As the name suggests this is a 50-50 blend of cumin powder, made from ground cumin seeds, and coriander powder made from ground coriander seeds.  It’s a milder flavour than if you were to toast these seeds and then grind them.

Mustard seeds

mustard seeds

Small Mustard Seeds – Tal

These, along with the cumin seeds below are essential for the tempering element of most Gujarati recipes.  Tempering is the process of heating spices or seeds in oil to release their flavour.  There is also a little heat in these seeds (the same kind of flavour you find in mustard) which is why you don’t need a lot.

Cumin seeds

cumin seeds

Cumin Seeds – Jeeru

These are harvested from a plant called  Cuminum cyminum from the parsley family.  They have such a wonderful aroma and the slightly peppery flavour is released when toasted or heated in oil.

Salt

I only ever use table salt in Gujarati cooking as that is what my mother taught me with.  I use a lot less salt than mother.  I think this is because I’m more mindful of the health impacts nowadays of eating too much.

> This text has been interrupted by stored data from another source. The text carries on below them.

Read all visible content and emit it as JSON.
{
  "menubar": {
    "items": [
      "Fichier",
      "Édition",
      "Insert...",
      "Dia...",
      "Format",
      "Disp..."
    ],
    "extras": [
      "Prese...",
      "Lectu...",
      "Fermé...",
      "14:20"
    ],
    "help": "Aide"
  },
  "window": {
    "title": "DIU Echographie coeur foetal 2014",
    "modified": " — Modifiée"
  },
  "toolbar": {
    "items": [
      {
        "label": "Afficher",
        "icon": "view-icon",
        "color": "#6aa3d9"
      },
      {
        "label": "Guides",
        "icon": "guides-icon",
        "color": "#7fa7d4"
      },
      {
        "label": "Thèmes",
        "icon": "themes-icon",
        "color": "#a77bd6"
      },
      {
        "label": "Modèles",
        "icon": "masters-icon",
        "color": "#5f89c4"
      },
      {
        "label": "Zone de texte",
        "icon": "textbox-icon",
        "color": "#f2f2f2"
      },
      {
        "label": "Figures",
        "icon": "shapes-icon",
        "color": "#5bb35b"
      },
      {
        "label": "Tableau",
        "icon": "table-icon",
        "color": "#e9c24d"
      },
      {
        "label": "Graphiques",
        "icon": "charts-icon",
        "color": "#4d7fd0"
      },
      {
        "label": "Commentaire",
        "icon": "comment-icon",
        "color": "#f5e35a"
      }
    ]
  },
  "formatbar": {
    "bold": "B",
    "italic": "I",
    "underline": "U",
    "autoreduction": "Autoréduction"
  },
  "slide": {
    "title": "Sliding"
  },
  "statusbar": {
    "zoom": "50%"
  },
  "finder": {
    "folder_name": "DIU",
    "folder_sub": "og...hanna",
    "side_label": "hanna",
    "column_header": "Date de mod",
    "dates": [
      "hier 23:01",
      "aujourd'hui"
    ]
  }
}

That’s really it.  Even with these simple spices you’ll be able to create a lovely Gujarati shak. They are the basics I started with and learned to build upon.  

The following spices and herbs are also sometimes used in Gujarati cooking.

Curry leaves

curry leaves

Limbu na ful


These are from the curry tree which is native to India and give a slightly nutty, citrusy flavour.  You can buy them fresh in most Indian supermarkets nowadays. They don’t keep very long so simply pop them in the freezer and they last for ages.

Cinnamon

cinnamon

Tuj


This is such a fragrant spice and this is really what it adds to the recipe.  A slightly sweet, woody flavour.  You can use the powder but I prefer adding the sticks into hot oil to release the flavours and aromas.

Cloves

cloves

Luving


They are the buds of an evergreen tree native to Indonesia and used in their dried form and usually whole.  These are very strong so you’ll only ever need a few in each dish.  They are also used in ayurvedic treatments because they have a warming effect in the body.  My mother used to make hot clove oil when I had earache. It always worked.